Excess entertainment or educational experience?

Medical Marketing and Media, Jul 1998 by Liebman, Milton

Drug companies are treading a fine ethical line in their CME programs for physicians. Critics complain and the AMA pays attention.

Are the all too human frailties of physicians being exploited when pharmaceutical firms use entertainment to entice attendance at often self-serving educational programs? Following an educational event, is dinner at a fine restaurant and tickets for the group to a theater, movie, or baseball game acceptable under guidelines for professional ethics?

The questions are not academic. They are being faced every day by the American Medical Association (AMA), individual physicians, and the drug industry. The question is whether ethical guidelines are being breached and how can they be reinforced.

The AMA is receiving "finger-pointing complaints" from competing drug companies, as is common in this industry, according to one source. "I have seen evidence that some companies have been in violation," said attorney Stephen Latham, secretary to Council on Ethical and Judicial Affairs for the AMA and director of its Ethics Standards Division. "I have not seen enough examples of violations, not enough for the AMA to make a blanket statement."

Also, he added, physician members receive invitations, send them to us, and ask whether they fit under the guidelines.

The AMA regards $100 as acceptable for an industry gift to physicians under the AMA Code of Ethics. The price of a textbook often exceeds that amount. It is not clear that "hospitality" involving dinner and theater, associated with educational programs, costs more.

Excesses bring ethical guidelines

Dinners and entertainment following CME programs appear modest compared to expenditures during the beginning of this decade. Pharmaceutical companies flew high prescribers half way around the world to attend part-day symposia at fashionable resort locations. The revenue that an individual physician could generate and the amount that the drug company could therefore afford to spend for entertainment and education was carefully calculated.

Those practices came to an end when the AMA Council on Ethical and Judicial Affairs in December 1990 wrote an opinion, which became part of the Code of Medical Ethics, defining acceptable gifts to physicians from industry. Two days after its release, the ethics position was adopted by the Pharmaceutical Research and Manufacturers of America (PhRMA) on behalf of its member companies, which now number about 50.

Under Opinion 8.061, the key proviso for entertainment associated with educational activities appears to be: "Subsidies for hospitality should not be accepted outside of modest meals or social events held as a part of a conference or meeting." Also, the opinion says that physicians should not accept subsidies "directly or indirectly" from industry to pay for travel, lodging, other personal expenses, or professional time for attending educational conferences.

Gifts accepted by individual physicians, as differentiated from hospitality, should not be of substantial value and should primarily "entail a benefit to patients," or be related to the physician's work.

The AMA Council followed up with a response to questions to further clarify its ethics statement.
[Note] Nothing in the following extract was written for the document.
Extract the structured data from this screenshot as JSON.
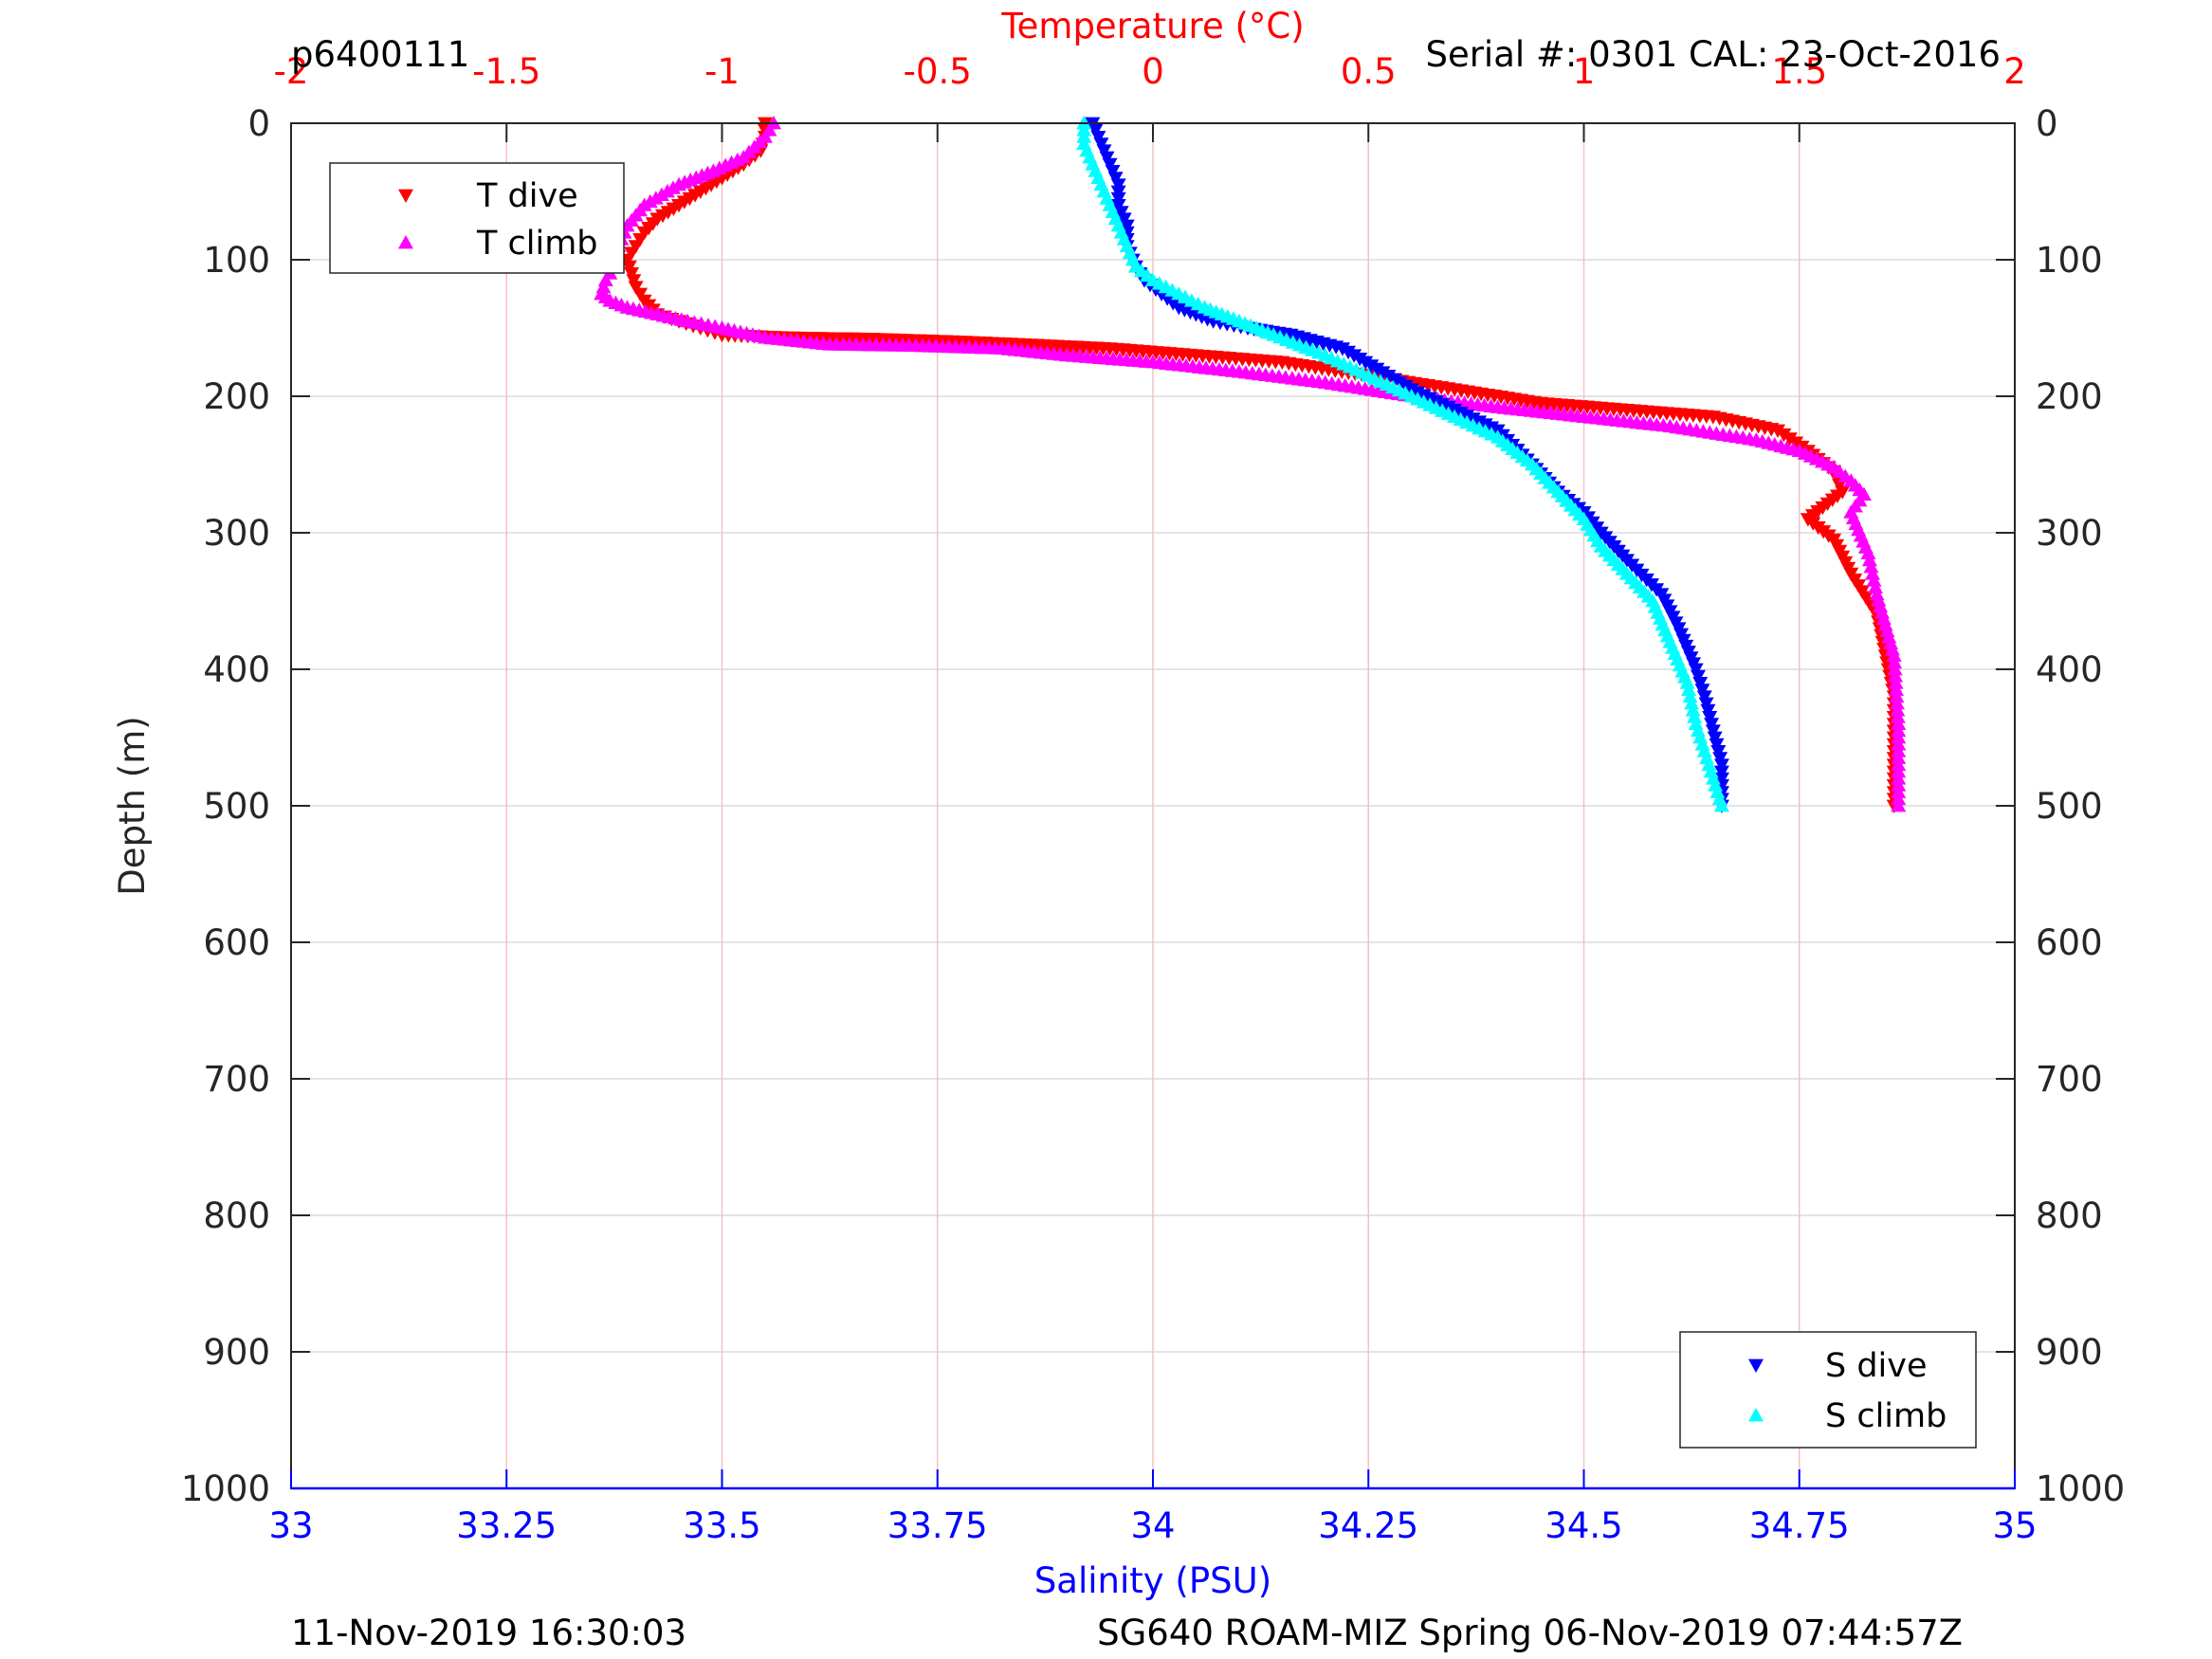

As published in the Food and Drug Law Journal in 1992, these were among the comments made.

"In a study of drug industry funding for continuing medical education, researchers found a relationship between the source of funding and physician prescribing patterns." The study cited measured physician prescribing before and after attending one of three CME courses sponsored by a single drug company. "While after each course there were increases in the prescribing of all drugs, the greatest effect occurred for the drug whose company was the major financial supporter of the course," according to the Council statement.

However, the Council "has not lost sight of the need for physicians to receive the broadest possible exposure to new and different healthcare products and their clinical applications." As a result, at company-sponsored events, "the dinner must be a modest meal," the Council said. And gifts with "a value to the physician in the general range of $100 are permissible." And that was in 1992.
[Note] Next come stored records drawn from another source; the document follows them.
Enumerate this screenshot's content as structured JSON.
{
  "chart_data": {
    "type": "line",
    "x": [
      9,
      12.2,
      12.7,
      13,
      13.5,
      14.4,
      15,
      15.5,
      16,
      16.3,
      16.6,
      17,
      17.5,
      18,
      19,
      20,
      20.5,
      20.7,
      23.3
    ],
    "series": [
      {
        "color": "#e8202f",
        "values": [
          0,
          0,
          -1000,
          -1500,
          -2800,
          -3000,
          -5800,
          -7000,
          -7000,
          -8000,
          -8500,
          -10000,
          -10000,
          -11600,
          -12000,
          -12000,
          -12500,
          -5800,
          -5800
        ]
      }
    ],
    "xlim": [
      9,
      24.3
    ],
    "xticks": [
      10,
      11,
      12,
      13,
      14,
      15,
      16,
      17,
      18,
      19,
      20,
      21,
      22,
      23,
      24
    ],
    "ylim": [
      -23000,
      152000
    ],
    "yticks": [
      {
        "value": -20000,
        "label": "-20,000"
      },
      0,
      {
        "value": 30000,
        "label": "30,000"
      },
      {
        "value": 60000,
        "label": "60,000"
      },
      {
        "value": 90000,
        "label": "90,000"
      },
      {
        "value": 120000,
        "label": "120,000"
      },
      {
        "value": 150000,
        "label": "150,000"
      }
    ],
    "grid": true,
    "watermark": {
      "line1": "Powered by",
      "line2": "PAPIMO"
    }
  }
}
Stephen Latham said, under current interpretations, "If you have a seminar, you can have a cocktail party. It allows the participants to communicate with each other, it continues the learning discussions."

Critics in the press don't see it that way. A feature story in the Washington Post questioned whether drug companies were adhering to the rules. "Drugmakers (sic) are offering doctors a variety of entertainment and emoluments to attend company-sponsored medical discussions that might help promote products." In response, drug industry personnel were quoted in the story as saying "the events allow manufacturers to reach physicians who can move market share ..."

The story reported that some physicians "say these efforts are thinly veiled attempts to curry favor, potentially violating ethical guidelines intended to prevent the industry from improperly influencing doctors." Other doctors say "the events help them keep up with developments in medical science," the newspaper said.